BitCam includes three pixel resolutions, which it named FatBits, Standard, and Super-Res.

IMG_5906Yes – as you can tell – BitCam has invented its own terminology that sounds like something from another era, too. This fun phrasing continues in the settings where you can choose to take photos with the “Self Camera” (the front-facing camera), or square-shaped photos for sharing on Instagram by choosing the “Instaphoto Size.”

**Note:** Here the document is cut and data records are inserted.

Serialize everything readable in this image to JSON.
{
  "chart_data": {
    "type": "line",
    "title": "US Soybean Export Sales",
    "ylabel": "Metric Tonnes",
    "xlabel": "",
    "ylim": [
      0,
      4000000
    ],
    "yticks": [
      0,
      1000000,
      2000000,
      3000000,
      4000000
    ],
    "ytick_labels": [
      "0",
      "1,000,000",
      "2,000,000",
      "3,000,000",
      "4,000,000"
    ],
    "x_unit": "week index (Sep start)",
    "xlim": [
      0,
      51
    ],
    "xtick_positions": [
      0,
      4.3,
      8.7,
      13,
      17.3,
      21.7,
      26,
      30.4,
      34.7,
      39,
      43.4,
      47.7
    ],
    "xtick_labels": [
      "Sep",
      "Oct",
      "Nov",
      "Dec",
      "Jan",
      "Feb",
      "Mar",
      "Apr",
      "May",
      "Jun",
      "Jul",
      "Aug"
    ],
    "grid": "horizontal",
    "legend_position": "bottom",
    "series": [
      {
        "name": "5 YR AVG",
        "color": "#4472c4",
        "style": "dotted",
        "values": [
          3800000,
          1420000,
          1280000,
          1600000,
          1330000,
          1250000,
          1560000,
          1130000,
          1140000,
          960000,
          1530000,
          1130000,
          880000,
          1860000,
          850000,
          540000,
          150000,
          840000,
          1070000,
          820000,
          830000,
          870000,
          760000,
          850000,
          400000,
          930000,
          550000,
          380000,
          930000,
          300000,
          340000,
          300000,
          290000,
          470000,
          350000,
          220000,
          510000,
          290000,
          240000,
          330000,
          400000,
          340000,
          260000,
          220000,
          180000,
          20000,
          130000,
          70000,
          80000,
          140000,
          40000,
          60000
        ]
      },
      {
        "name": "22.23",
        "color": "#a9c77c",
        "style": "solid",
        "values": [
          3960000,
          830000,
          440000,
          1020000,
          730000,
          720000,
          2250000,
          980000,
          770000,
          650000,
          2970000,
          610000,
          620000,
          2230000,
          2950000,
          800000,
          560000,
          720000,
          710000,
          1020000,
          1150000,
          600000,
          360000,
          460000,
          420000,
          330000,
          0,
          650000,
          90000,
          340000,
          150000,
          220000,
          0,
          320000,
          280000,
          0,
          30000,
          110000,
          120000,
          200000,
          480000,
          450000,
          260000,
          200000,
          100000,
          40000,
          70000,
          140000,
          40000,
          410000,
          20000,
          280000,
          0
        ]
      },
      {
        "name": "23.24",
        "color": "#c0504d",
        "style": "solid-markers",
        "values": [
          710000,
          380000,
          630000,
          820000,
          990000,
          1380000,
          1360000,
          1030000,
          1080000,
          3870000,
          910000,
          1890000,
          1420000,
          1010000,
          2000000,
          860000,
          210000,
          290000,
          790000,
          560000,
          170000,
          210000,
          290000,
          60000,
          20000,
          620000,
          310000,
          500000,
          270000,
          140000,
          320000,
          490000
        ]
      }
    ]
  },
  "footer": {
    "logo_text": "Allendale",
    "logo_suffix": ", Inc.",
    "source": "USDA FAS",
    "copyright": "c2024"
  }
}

You can also “Install Color Graphics” as an in-app purchase of $1.99. Obviously, this feature isn’t a must-have upgrade, but it’s a nice way to give thanks to the company for its many creative projects over the years. In addition to Twitterific, Iconfactory has its own portfolio of apps for iOS and Mac, including iPulse, xScope and Flare 2, and has worked with companies like Facebook, Twitter, Microsoft, eBay, LEGO, Paramount Pictures, Lucasfilm, and others.

There’s a Photos editing extension, too, users are discovering – which means you can convert photos already in your Camera Roll. Iconfactory co-founder Craig Hockenberry says most users are enjoying the “self camera” feature the most, however.

The app is a fun toy, and definitely makes you feel a bit of nostalgia for the old days…as well as grateful for how far we’ve come since.

BitCam is a free download on the App Store.